Even if they weren't wanting to buy the car cheap, they may not want the hassle of finding and fixing the leak, perhaps they have been bitten by an MB before, so it is far easier for them to sound all professional like and talk a customer into "It's not worth doing" !
MOT Garages they like quick turnaround work, my tester mans garage always send the bigger jobs here ;)

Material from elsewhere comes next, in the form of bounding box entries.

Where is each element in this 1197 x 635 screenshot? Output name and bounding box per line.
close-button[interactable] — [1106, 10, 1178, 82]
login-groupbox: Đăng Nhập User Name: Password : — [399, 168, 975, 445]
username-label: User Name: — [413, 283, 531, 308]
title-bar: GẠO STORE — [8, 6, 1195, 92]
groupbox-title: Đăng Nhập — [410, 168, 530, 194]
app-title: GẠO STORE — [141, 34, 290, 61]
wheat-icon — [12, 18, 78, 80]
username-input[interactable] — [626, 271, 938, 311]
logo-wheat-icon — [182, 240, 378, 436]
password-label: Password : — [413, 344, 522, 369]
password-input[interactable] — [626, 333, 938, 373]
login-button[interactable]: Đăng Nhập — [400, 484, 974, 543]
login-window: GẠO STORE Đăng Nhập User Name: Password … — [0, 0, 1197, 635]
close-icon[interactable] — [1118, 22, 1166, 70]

There is another garage near me who tells customers "Mercedes are not repairable" ................. Because he is a no nuffink who got bitten when someone took him to court for screwing up their ML :rolleyes:

I fixed that ML now they come here all the time ;)
The MOT station, I used to use before moving, were offering new calliper (different car not mine) instead replacing the piston (the set comes with rubbers too). And have replaced only left front spring and left front shock absorber (not set). The suspension elements they noted as advisory in 2021, were not mentioned in the 2022 MOT.
So yes you have a point, but the distance, the efforts, the time (I know, I spent 9 months to do it my way) are a factor.
And OP's vehicle being near me (I have extra parking spot) has only 1 downside it is a FL. Not like mine.
But on the side of breaker's offer. 20 component x20£ = 400£ and the rest can still go for scrap.
So side mirrors, more than 20 over eb**. Rims airbags plus module for them, something more than 20£ I think, fan controller, 6-7 black boxes, ABS module, DAS with locks and keys, PSE, roofpump.....however it takes time and space not a spoon for every mouth as we know.
 

· *Registered
Joined
·
1,085 Posts
It horrifies me that folks actually buy these kits of Seals and Pistons and DIY 'em, especially when you consider that the parts eminate from the land of Chow Mein, so the Seals are probably made from recycled condoms and the such like :eek:
Big Red I believe it was, made in UK with warranty. Rubber boot to keep the dust off and internal teflon (like) seal to keep the oil in. 2 bolt caps, grease pack.
That was on the left (near) side, where the same people replaced the right (driver), 1 year prior. With non branded one for 90£ with returning the original Toyota caliper back to the seller.

On a personal experience, with a repair kit from a brand I do not remember my '96 Accord did 40K km and was transferred to a different person. No one complained (nope no crashes). Recently I saw it for sale with 320 000 on the clock, all the bumpers with drywall screws....but with the alloys ;).